I will leave it to the experts to flesh out the rest of the forensics story (or take issue with my cribbed-notes version in the comments), but a few show highlights from CEIC:
Exhibitors: As this was a tech show, I’ll lead with the tech. While CEIC is unquestionably Guidance’s party, there was plenty of co-opetition on the exhibition floor from forensics rivals AccessData and Nuix, e-discovery appliance vendor Clearwell Systems, the now-integrated EMC SourceOne-Kazeon, and growing forensic consultancy D4, which showcased review tool partner kCura’s new Relativity 6 release. 451 subscribers can read about Guidance’s EnCase E-discovery V. 4 here, EMC’s new SourceOne for SharePoint here, a report on kCura here, and look forward to an imminent update on Clearwell 5.5, plus new coverage of AccessData and Nuix.
I recommend checking out the demos if you have the chance. It’s interesting to see how technology evolves to make different active and dynamic data types accessible, both for collection (SharePoint is a big problem here – EMC, FTI and Nuix all debuted tools for it recently) and for attorney review. For example, kCura’s latest release has a pivot table feature for attorneys to drill into large amounts of structured data like text messages intelligibly, as you would in Excel.
All-star cast: CEIC ‘s 2010 e-discovery track featured some marquis panels on judicial opinions, international privacy regulations, advanced search and retrieval, and case law updates. Many presenters are also on Guidance’s Advisory Board (which was meeting during the conference), so they actually stuck around after their sessions and gave attendees the chance to monopolize their attention at lunch and happy hour. UK e-disclosure expert Chris Dale has a good run-down on the judges, which included Hon. Judge Peck, Judge Donald Shelton and Senior Master Steven Whitaker from the UK. Also present: EDRM founders George Socha and Tom Gelbmann, the oft-cited Craig Ball, Browning Marean of DLA Piper, and of course Melissa Hathaway, former presidential Cyber-security Czar and worthy successor to last year’s keynoter Leonard Nimoy.

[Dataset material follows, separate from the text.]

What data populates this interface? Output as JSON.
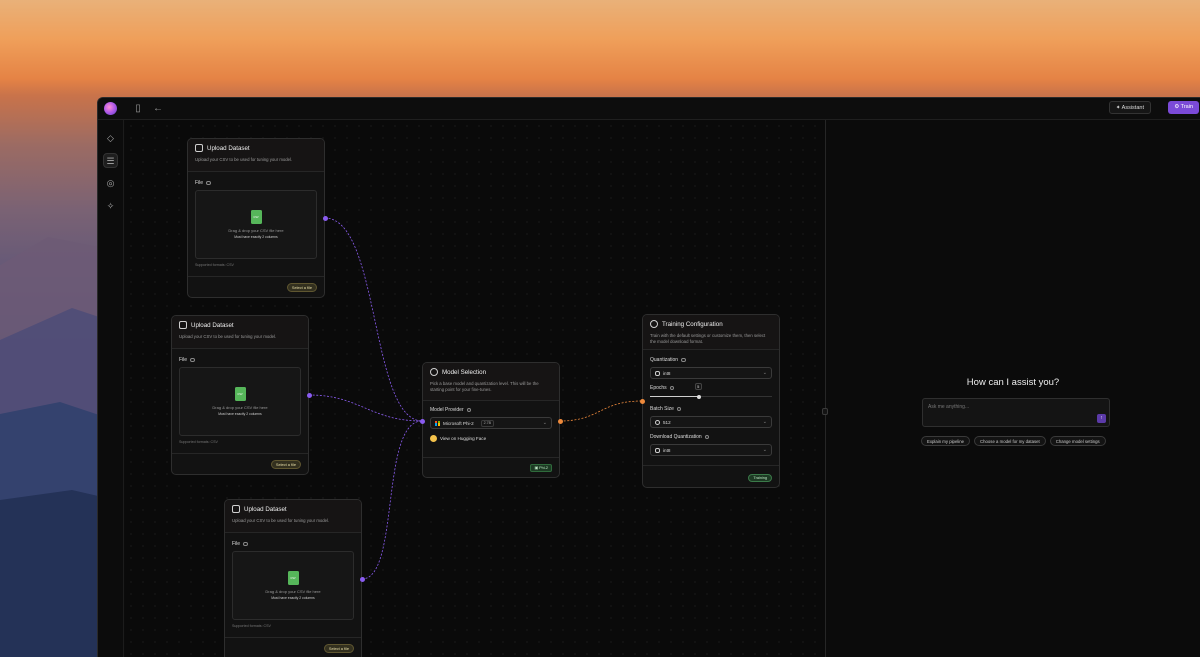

Browning gave a plug for Recommind‘s Axcelerate and Equivio Relevance‘s predictive coding capabilities for review during the search and retrieval panel, which thrilled me as a text analysis and search enthusiast. 451 subscribers can read more on these tools in our past coverage, or the recent long-form e-discovery report.
Users: There really are no seat-fillers at CEIC; attendees are not just there for a Vegas getaway with continuing education credit. Everyone I met was a practitioner and formidable techie, many from large companies and government organizations with high-volume litigation or internal investigations.
My conversations with them confirmed for me that e-discovery is still a case of “one size fits all nobody.” When I asked about their go-to forensic brands, some users told me that each vendor’s tool has strengths, and ideally you should have access to and knowledge of several (if you can justify the purchase to accounting). Some also use multiple “end-to-end” e-discovery platforms to suit their litigation requirements and cross-functional business processes.
One final thought to wrap this up. The “e-discovery toolbox” analogy I keep beating to death is stolen extrapolated from George Socha’s advice on search methods: As in any project, you need to know your materials and understand what tools are best for the job. Each has strengths in particular circumstances or scenarios, and with certain data types, locations and volumes. It depends on your requirements and what results you’re looking for.